I just sent another GOPAC fundraiser letter back with the list of my direct contributions to conservative Republican candidates, and no money.
Interesting take.
The personhood initiatives I've seen have been poorly drafted and would probably create unintended consequences.
Sarah Palin has tarnished herself because she obviously is afraid to endorse someone, and was wishing a Conservative accepted by most would come out making it a safe endorsement without offending any of her supporters. She fell for the trap that Santorum is a wacko religious nut, Bachmann is the unintelligent woman who's just not smart enough for the Presidency(something they did with Palin herself), and Herman Cain was allowed to be destroyed by liberals who eventually made most believe the things they accused him of, even though there still hasn't been any proof of it. Not to mention it's not a political issue that will affect anyone, unlike the political policy will even if it was true. Palin should have endorsed one of them, but she won't endorse anyone unless it's a liberal like Gingrich now.
Palin probably didn't endorse Bachmann based on personal differences as well, and she was probably afraid she would look bad if some proof came out on Cain doing something he's been accused of after she endorsed him. The TEA party has had success in other elections, but it's the TEA parties support that have helped them, even though they are the most establishment career politicians around, which is why we have Romney and Gingrich at the top.
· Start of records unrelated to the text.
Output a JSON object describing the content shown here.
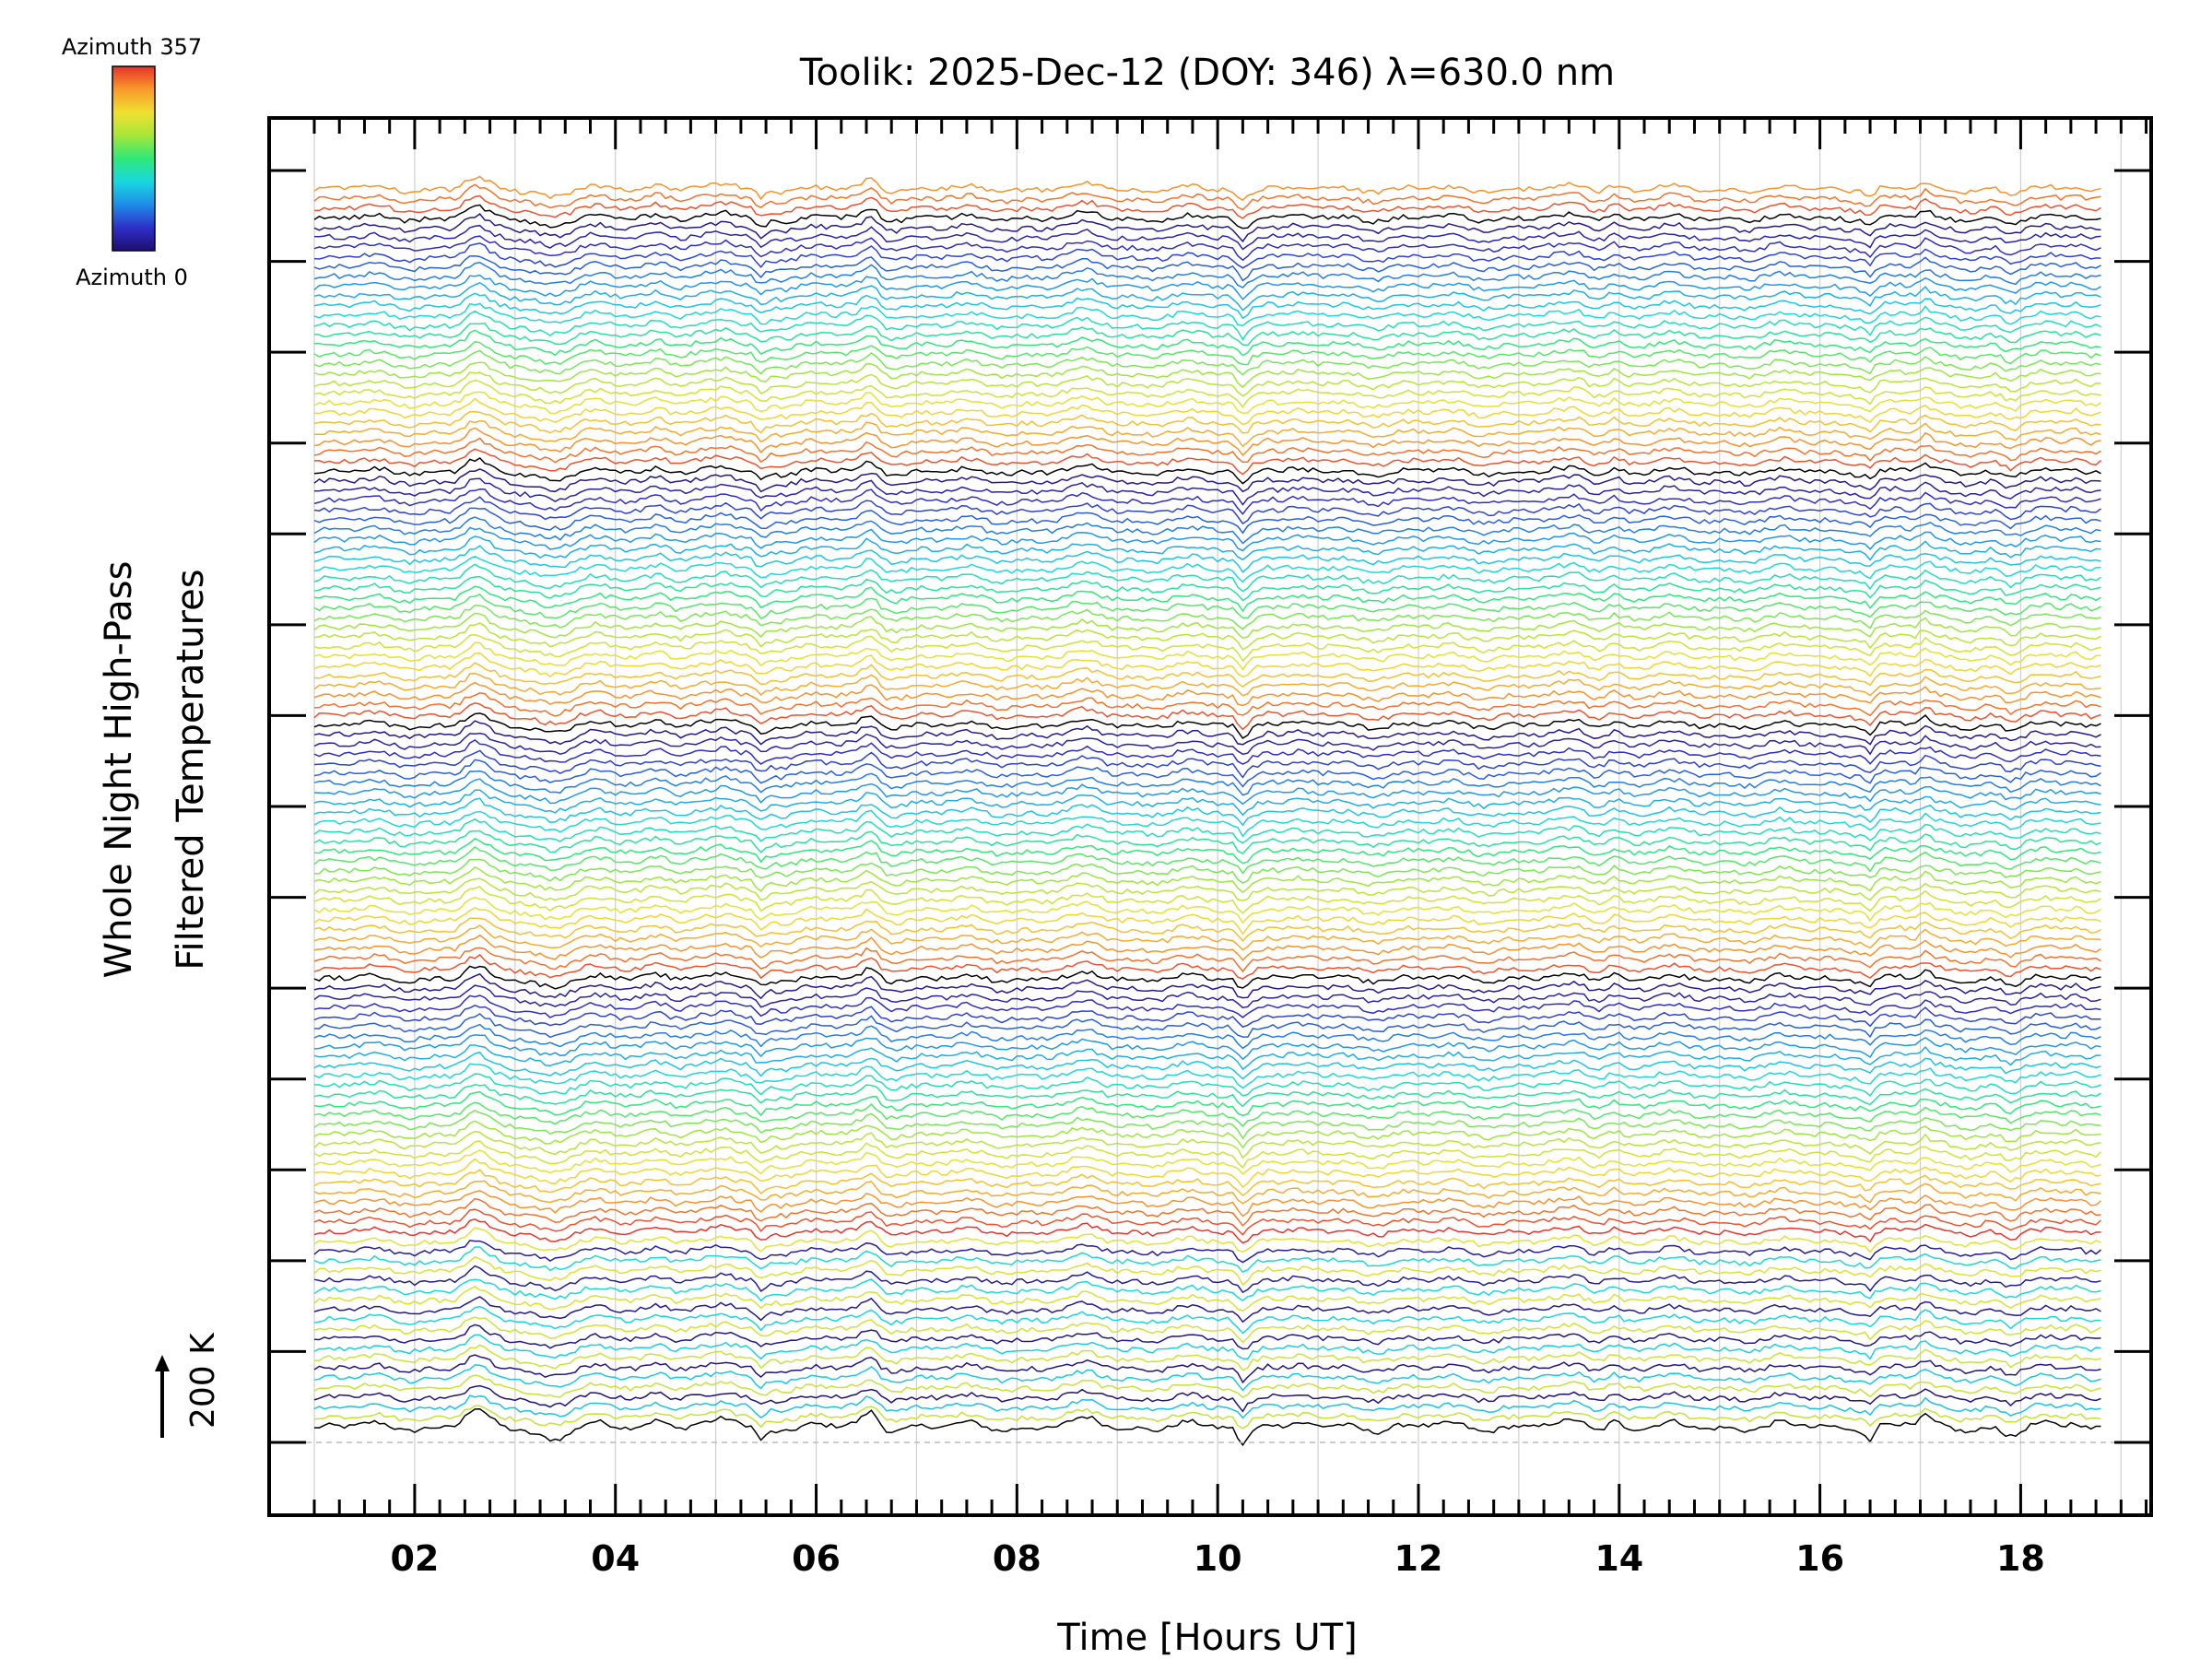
{
  "chart_data": {
    "type": "line",
    "title": "Toolik: 2025-Dec-12 (DOY: 346) λ=630.0 nm",
    "xlabel": "Time [Hours UT]",
    "ylabel_lines": [
      "Whole Night High-Pass",
      "Filtered Temperatures"
    ],
    "xlim": [
      0.55,
      19.3
    ],
    "x_ticks": [
      2,
      4,
      6,
      8,
      10,
      12,
      14,
      16,
      18
    ],
    "x_tick_labels": [
      "02",
      "04",
      "06",
      "08",
      "10",
      "12",
      "14",
      "16",
      "18"
    ],
    "x_minor_step": 0.25,
    "y_major_tick_count": 15,
    "data_start_hour": 1.0,
    "data_end_hour": 18.8,
    "num_series": 128,
    "azimuth_range": [
      0,
      357
    ],
    "legend_top_label": "Azimuth  357",
    "legend_bottom_label": "Azimuth  0",
    "scale_bar_label": "200 K",
    "colormap": [
      "#1e0f6e",
      "#2f2fc8",
      "#1f8ce8",
      "#18d8e0",
      "#2ee87a",
      "#a6e63a",
      "#f0e030",
      "#f89a2a",
      "#e8322a"
    ],
    "baseline_color": "#000000",
    "features": [
      {
        "hour": 2.6,
        "amp": 12,
        "width": 0.14
      },
      {
        "hour": 3.35,
        "amp": -8,
        "width": 0.22
      },
      {
        "hour": 4.45,
        "amp": 7,
        "width": 0.14
      },
      {
        "hour": 5.1,
        "amp": 6,
        "width": 0.12
      },
      {
        "hour": 5.45,
        "amp": -10,
        "width": 0.07
      },
      {
        "hour": 6.55,
        "amp": 11,
        "width": 0.1
      },
      {
        "hour": 8.75,
        "amp": 5,
        "width": 0.18
      },
      {
        "hour": 10.25,
        "amp": -14,
        "width": 0.07
      },
      {
        "hour": 10.5,
        "amp": 6,
        "width": 0.1
      },
      {
        "hour": 13.6,
        "amp": 5,
        "width": 0.1
      },
      {
        "hour": 13.95,
        "amp": 5,
        "width": 0.08
      },
      {
        "hour": 16.5,
        "amp": -8,
        "width": 0.05
      },
      {
        "hour": 17.05,
        "amp": 8,
        "width": 0.07
      },
      {
        "hour": 17.9,
        "amp": -9,
        "width": 0.12
      },
      {
        "hour": 18.55,
        "amp": 7,
        "width": 0.1
      }
    ]
  }
}
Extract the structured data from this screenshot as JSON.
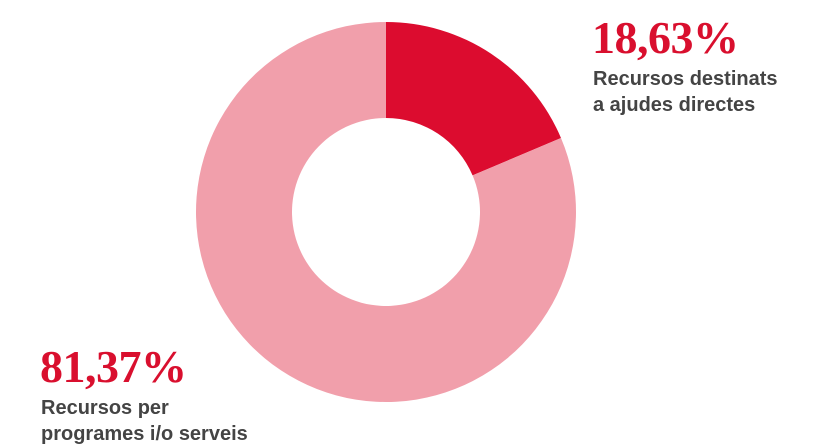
{
  "chart_data": {
    "type": "pie",
    "donut": true,
    "values": [
      18.63,
      81.37
    ],
    "colors": [
      "#dc0c2f",
      "#f19fab"
    ],
    "slices": [
      {
        "value_label": "18,63%",
        "label_lines": [
          "Recursos destinats",
          "a ajudes directes"
        ]
      },
      {
        "value_label": "81,37%",
        "label_lines": [
          "Recursos per",
          "programes i/o serveis"
        ]
      }
    ]
  }
}
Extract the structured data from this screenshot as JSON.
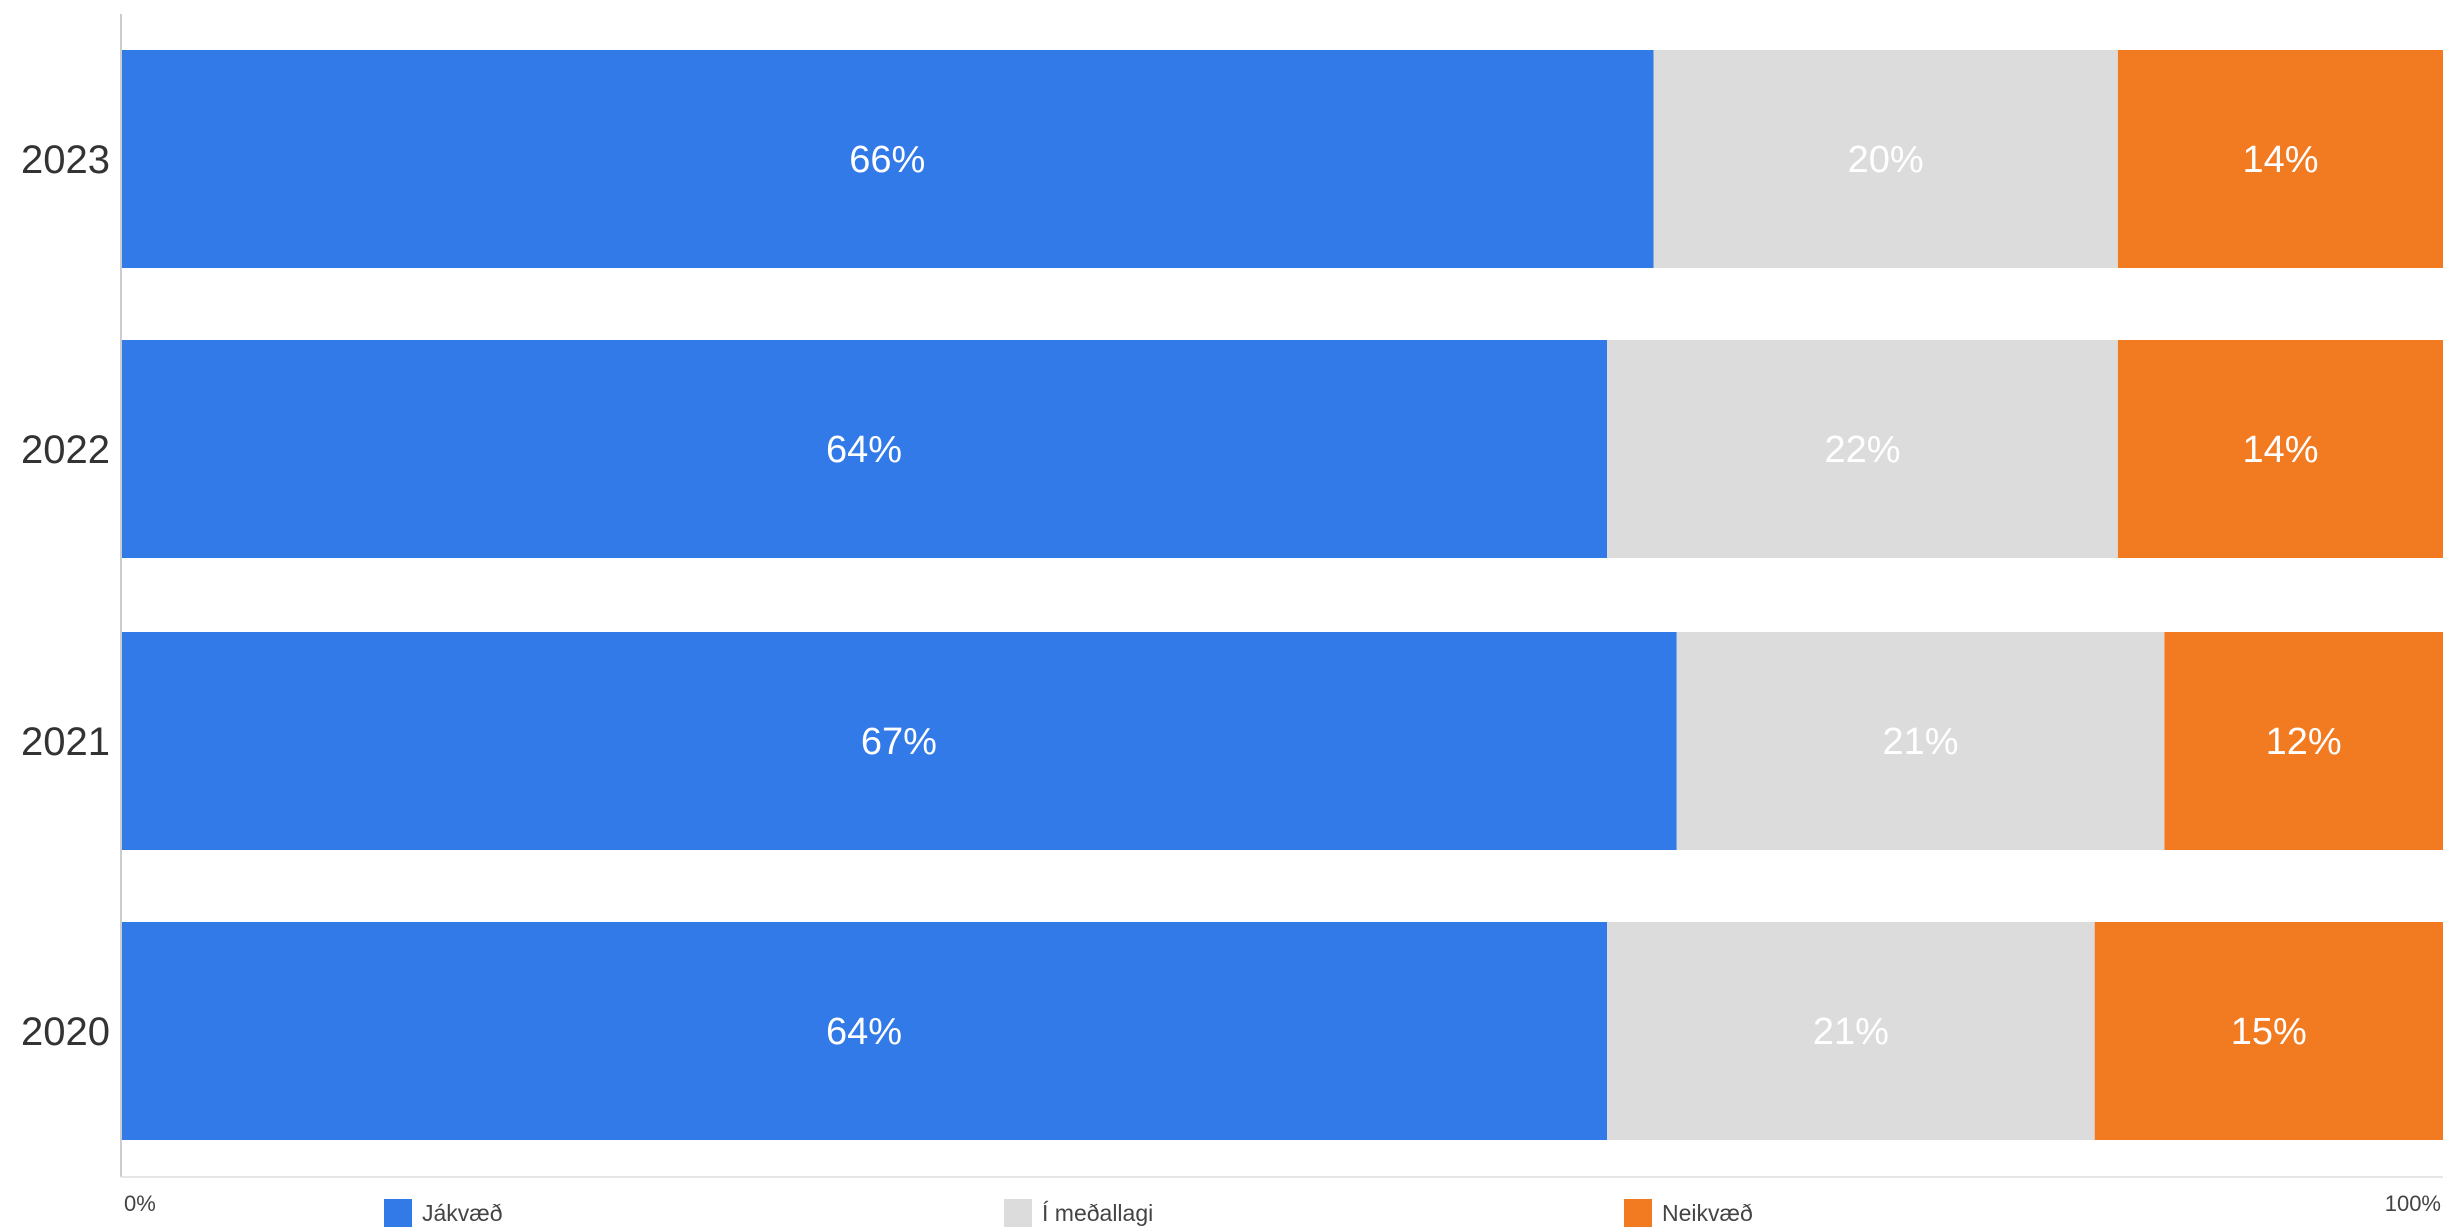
{
  "chart_data": {
    "type": "bar",
    "orientation": "horizontal",
    "stacked": true,
    "normalized": true,
    "categories": [
      "2023",
      "2022",
      "2021",
      "2020"
    ],
    "series": [
      {
        "name": "Jákvæð",
        "color": "#317AE8",
        "values": [
          66,
          64,
          67,
          64
        ],
        "labels": [
          "66%",
          "64%",
          "67%",
          "64%"
        ]
      },
      {
        "name": "Í meðallagi",
        "color": "#DCDCDC",
        "values": [
          20,
          22,
          21,
          21
        ],
        "labels": [
          "20%",
          "22%",
          "21%",
          "21%"
        ]
      },
      {
        "name": "Neikvæð",
        "color": "#F27A21",
        "values": [
          14,
          14,
          12,
          15
        ],
        "labels": [
          "14%",
          "14%",
          "12%",
          "15%"
        ]
      }
    ],
    "xlim": [
      0,
      100
    ],
    "x_ticks": [
      "0%",
      "100%"
    ],
    "grid": false,
    "legend_position": "bottom"
  }
}
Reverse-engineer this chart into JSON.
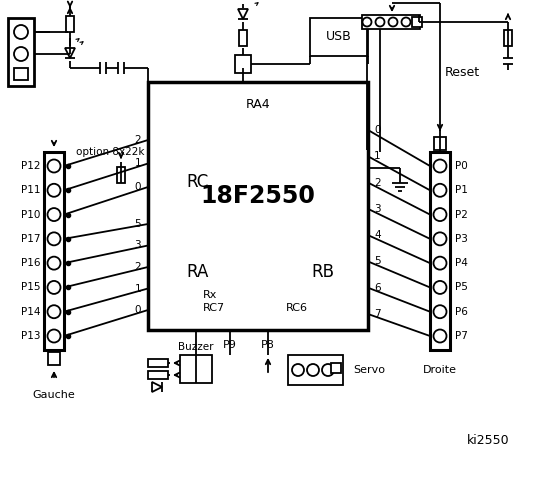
{
  "bg_color": "#ffffff",
  "line_color": "#000000",
  "chip_label": "18F2550",
  "chip_ra4": "RA4",
  "chip_rc": "RC",
  "chip_ra": "RA",
  "chip_rb": "RB",
  "chip_rx": "Rx",
  "chip_rc7": "RC7",
  "chip_rc6": "RC6",
  "left_pins": [
    "P12",
    "P11",
    "P10",
    "P17",
    "P16",
    "P15",
    "P14",
    "P13"
  ],
  "left_pin_nums": [
    "2",
    "1",
    "0",
    "5",
    "3",
    "2",
    "1",
    "0"
  ],
  "right_pins": [
    "P0",
    "P1",
    "P2",
    "P3",
    "P4",
    "P5",
    "P6",
    "P7"
  ],
  "right_pin_nums": [
    "0",
    "1",
    "2",
    "3",
    "4",
    "5",
    "6",
    "7"
  ],
  "label_gauche": "Gauche",
  "label_droite": "Droite",
  "label_servo": "Servo",
  "label_buzzer": "Buzzer",
  "label_usb": "USB",
  "label_reset": "Reset",
  "label_option": "option 8x22k",
  "label_ki": "ki2550",
  "label_p8": "P8",
  "label_p9": "P9"
}
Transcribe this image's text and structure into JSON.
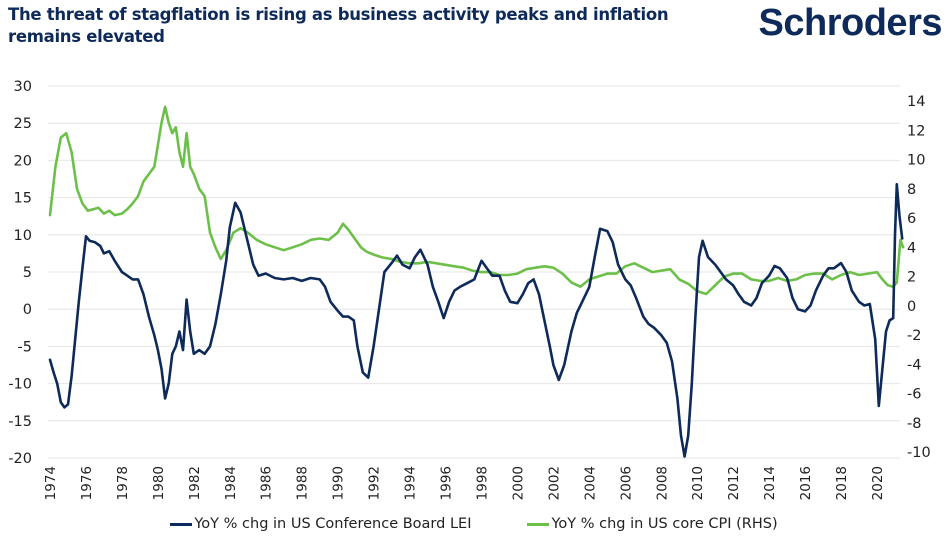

The TEA party split, and a good portion went with everything the TEA parties I ever attended said they were against.
I hope Cain gets back in since his campaign is just suspended, and he still has more support then some of the candidates. His Brokenhearted, but not broken article he sent out after suspending his campaign shows why he should have had more of the support from Conservatives from day one. A newcomers the TEA party said it wanted with no loyalty, or concern with the establishment if it went against his Conservative policy on the issues he campaigned on. I hope he raises some money, and gets a better team together and gets back in the race once people see the crap they are stuck with now, and start to miss this guy who was destroyed with their compliance by liberals, and the establishment who will do everything to stop a Republican without the ties to them they require, who they have significant influence, and control over who represent nothing Conservative.
http://www.hermancain.com/news/brokenhearted_but_not_broken1
Best for what? Are you saying that Mike Castle was "better" than O'Donnel? How? He may have won, but so what?
What is this all about? Is it about "Yea Team?" An "R" is better than a "D" even if the "R" would vote the same as the "D"? Really? Why? So that the "R"s have a higher score no matter what they stand for?
Well, I don't believe it. It seems to me that "party above all" is not the solution, it's what got us here.
For me, it's about principal. If a candidate opposes my views, I will oppose them, at least in a primary, even if I vote for them in the general and even if my candidate looses in the general because it is not about party.
“...February 7, 2011, 6:28 pm MT
Dick Wadhams drops out of state GOP chairmans race”
The Tea Party wasn’t the problem.
Expect to do much better next year.
I reject this “us or them” attitude in the article (and in the 2010 elections).
I hope this time RINOs and Tea Party combine their strengths.